Ce système est-il cohérent, équitable et efficace ? C’est à ces questions que répond l’excellent rapport sur les aides aux familles d’un de nos meilleurs spécialistes, Bertrand Fragonard, président du Haut Conseil de la Famille. Evidemment contesté dès sa remise au Premier Ministre le 9 avril 2013, dans un pays qui considère que les réformes sont indispensables à condition qu’elles concernent le voisin, le rapport analyse en détail la situation actuelle, la compare aux autres pays européens qui ont tous modifié leur politique familiale réduisant parfois drastiquement les dépenses publiques en les associant ou non à des mesures positives pour les familles Bertrand Fragonard propose, compte tenu de la gravité de la crise que nous connaissons, des hypothèses chiffrées d’économies pour équilibrer les comptes mais aussi des réformes également chiffrées destinées à améliorer l’efficacité et surtout l’équité des différents dispositifs.

À quoi sert la politique familiale ? Axée à l’origine sur le soutien de la mère au foyer, elle vise avant tout à soutenir la natalité et le niveau de vie des familles car celui-ci diminue quand le nombre d’enfants augmente. L’articulation vie professionnelle et vie familiale est apparue dans les années 70 comme un nouvel objectif pour permettre aux femmes de ne renoncer ni à leur activité professionnelle, ni à une naissance supplémentaire et à mieux partager les tâches entre père et mère. L’accompagnement de la parentalité, formulé comme tel est plus récent, il date des années 90, mais mobilise peu de moyens. Actuellement, le soutien à la natalité passe un peu au second plan car les possibilités d’accueil des jeunes enfants qui jouent probablement un rôle déterminant ne suivent pas les promesses. En période de crise économique, c’est le niveau de vie des familles qui occupe le devant de la scène. Or, on apprend que « ni le système fiscal, ni celui des prestations familiales ne sont organisées pour aider les familles modestes ou pauvres de façon plus importante que les familles aisées ». Ceci s’explique car il y a trois façons de prendre en compte le revenu dans les prestations servies par la branche famille : soit les prestations doivent augmenter avec le revenu parce qu’un enfant de riche coûte plus cher qu’un enfant de pauvre. Ce n’est pas le système retenu sauf pour le supplément familial des fonctionnaires dans la limite d’un plancher et d’un plafond. Soit on considère que tout le monde doit toucher les mêmes prestations soit, troisième conception : tout ou partie des prestations doit diminuer avec le revenu. Notre système combine ces deux dernières conceptions d’où sa complexité : j’ai compté 21 prestations possibles.

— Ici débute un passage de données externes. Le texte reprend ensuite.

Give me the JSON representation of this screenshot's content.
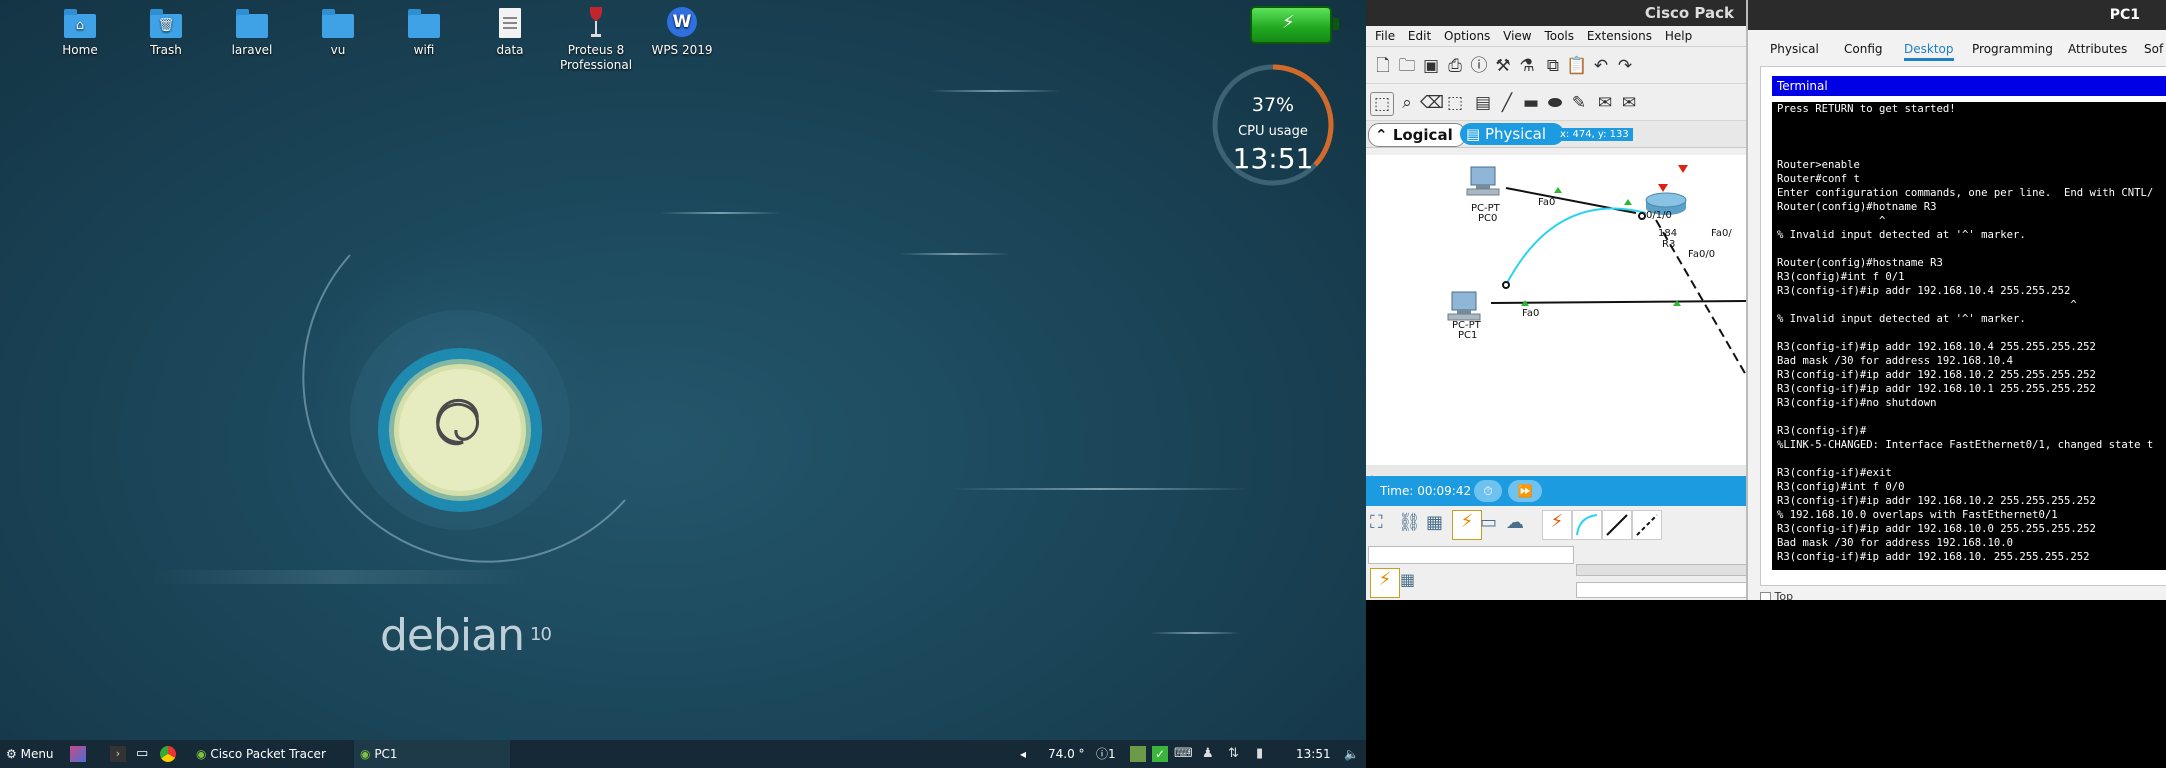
{
  "desktop": {
    "icons": [
      {
        "name": "desktop-icon-home",
        "label": "Home"
      },
      {
        "name": "desktop-icon-trash",
        "label": "Trash"
      },
      {
        "name": "desktop-icon-laravel",
        "label": "laravel"
      },
      {
        "name": "desktop-icon-vu",
        "label": "vu"
      },
      {
        "name": "desktop-icon-wifi",
        "label": "wifi"
      },
      {
        "name": "desktop-icon-data",
        "label": "data"
      },
      {
        "name": "desktop-icon-proteus",
        "label": "Proteus 8 Professional"
      },
      {
        "name": "desktop-icon-wps",
        "label": "WPS 2019"
      }
    ],
    "wallpaper_brand": "debian",
    "wallpaper_version": "10",
    "cpu_widget": {
      "percent_label": "37%",
      "percent": 37,
      "label": "CPU usage",
      "clock": "13:51"
    }
  },
  "taskbar": {
    "menu_label": "Menu",
    "apps": [
      {
        "label": "Cisco Packet Tracer"
      },
      {
        "label": "PC1"
      }
    ],
    "temperature": "74.0 °",
    "notifications": "1",
    "time": "13:51"
  },
  "packet_tracer": {
    "title": "Cisco Pack",
    "menu": [
      "File",
      "Edit",
      "Options",
      "View",
      "Tools",
      "Extensions",
      "Help"
    ],
    "menu_underline": [
      "F",
      "E",
      "O",
      "V",
      "T",
      "x",
      "H"
    ],
    "logical_tab": "Logical",
    "physical_tab": "Physical",
    "coords": "x: 474, y: 133",
    "time": "Time: 00:09:42",
    "topology": {
      "devices": [
        {
          "type": "PC-PT",
          "name": "PC0",
          "port": "Fa0"
        },
        {
          "type": "PC-PT",
          "name": "PC1",
          "port": "Fa0"
        },
        {
          "type": "184",
          "name": "R3",
          "ports": [
            "0/1/0",
            "Fa0/",
            "Fa0/0"
          ]
        }
      ]
    }
  },
  "pc1": {
    "title": "PC1",
    "tabs": [
      "Physical",
      "Config",
      "Desktop",
      "Programming",
      "Attributes",
      "Sof"
    ],
    "active_tab": "Desktop",
    "terminal_title": "Terminal",
    "terminal_lines": [
      "Press RETURN to get started!",
      "",
      "",
      "",
      "Router>enable",
      "Router#conf t",
      "Enter configuration commands, one per line.  End with CNTL/",
      "Router(config)#hotname R3",
      "                ^",
      "% Invalid input detected at '^' marker.",
      "",
      "Router(config)#hostname R3",
      "R3(config)#int f 0/1",
      "R3(config-if)#ip addr 192.168.10.4 255.255.252",
      "                                              ^",
      "% Invalid input detected at '^' marker.",
      "",
      "R3(config-if)#ip addr 192.168.10.4 255.255.255.252",
      "Bad mask /30 for address 192.168.10.4",
      "R3(config-if)#ip addr 192.168.10.2 255.255.255.252",
      "R3(config-if)#ip addr 192.168.10.1 255.255.255.252",
      "R3(config-if)#no shutdown",
      "",
      "R3(config-if)#",
      "%LINK-5-CHANGED: Interface FastEthernet0/1, changed state t",
      "",
      "R3(config-if)#exit",
      "R3(config)#int f 0/0",
      "R3(config-if)#ip addr 192.168.10.2 255.255.255.252",
      "% 192.168.10.0 overlaps with FastEthernet0/1",
      "R3(config-if)#ip addr 192.168.10.0 255.255.255.252",
      "Bad mask /30 for address 192.168.10.0",
      "R3(config-if)#ip addr 192.168.10. 255.255.255.252"
    ],
    "footer_checkbox": "Top"
  },
  "colors": {
    "accent": "#1d9be0",
    "terminal_bar": "#0000e6",
    "battery": "#2cc22c",
    "cpu_ring": "#d46a2a"
  }
}
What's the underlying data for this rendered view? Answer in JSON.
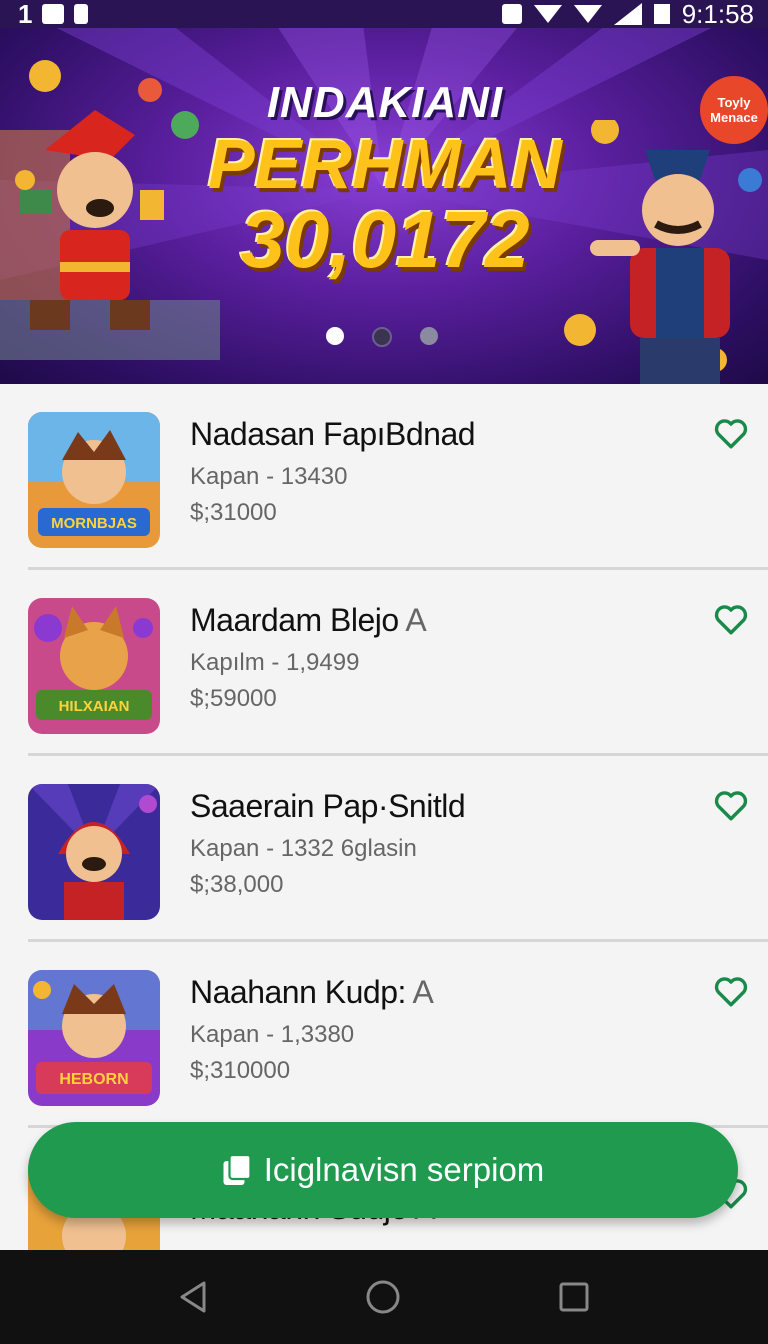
{
  "status_bar": {
    "left_text": "1",
    "time": "9:1:58"
  },
  "banner": {
    "subtitle": "INDAKIANI",
    "title": "PERHMAN",
    "number": "30,0172",
    "bubble_line1": "Toyly",
    "bubble_line2": "Menace",
    "page_count": 3,
    "active_page": 1
  },
  "items": [
    {
      "name": "Nadasan FapıBdnad",
      "name_tail": "",
      "meta": "Kapan - 13430",
      "price": "$;31000",
      "thumb_text": "MORNBJAS"
    },
    {
      "name": "Maardam Blejo",
      "name_tail": "A",
      "meta": "Kapılm - 1,9499",
      "price": "$;59000",
      "thumb_text": "HILXAIAN"
    },
    {
      "name": "Saaerain Pap·Snitld",
      "name_tail": "",
      "meta": "Kapan - 1332 6glasin",
      "price": "$;38,000",
      "thumb_text": ""
    },
    {
      "name": "Naahann Kudp:",
      "name_tail": "A",
      "meta": "Kapan - 1,3380",
      "price": "$;310000",
      "thumb_text": "HEBORN"
    },
    {
      "name": "Maahann Sudjo",
      "name_tail": "A",
      "meta": "",
      "price": "",
      "thumb_text": ""
    }
  ],
  "cta": {
    "label": "Iciglnavisn serpiom",
    "icon": "wallet-icon"
  },
  "colors": {
    "accent_green": "#1f9a4f",
    "heart_green": "#1a8a4a",
    "banner_purple": "#5a1f9e"
  },
  "navigation": {
    "back_icon": "back-triangle-icon",
    "home_icon": "home-circle-icon",
    "recents_icon": "recents-square-icon"
  }
}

Or, en 2010, on comptait 2,7millions d’enfants pauvres en France. Les plus pauvres sont les couples avec 3 enfants et plus et les familles monoparentales avec deux enfants et plus. Pour 800.000 familles nombreuses, l’ensemble des prestations qui augmente avec la taille de la famille, représente plus de 30% de leur revenu. Mais même ainsi, ces ménages, souvent au RSA ne sortent pas de la pauvreté.

Le rapport Fragonard propose des mesures prioritaires pour améliorer notre système : augmenter les possibilités d’accueil des jeunes enfants, augmenter les prestations aux familles modestes et les crédits pour l’aide à la parentalité. Si on nous expliquait clairement que pour retrouver l’équilibre de la branche famille ce qui permettrait de financer ces actions, une des solutions est de moduler les allocations familiales sans toucher le haut des classes moyennes, ni leur progressivité avec la taille de la famille, y-aurait-il tant bonnes raisons d’être vent debout ?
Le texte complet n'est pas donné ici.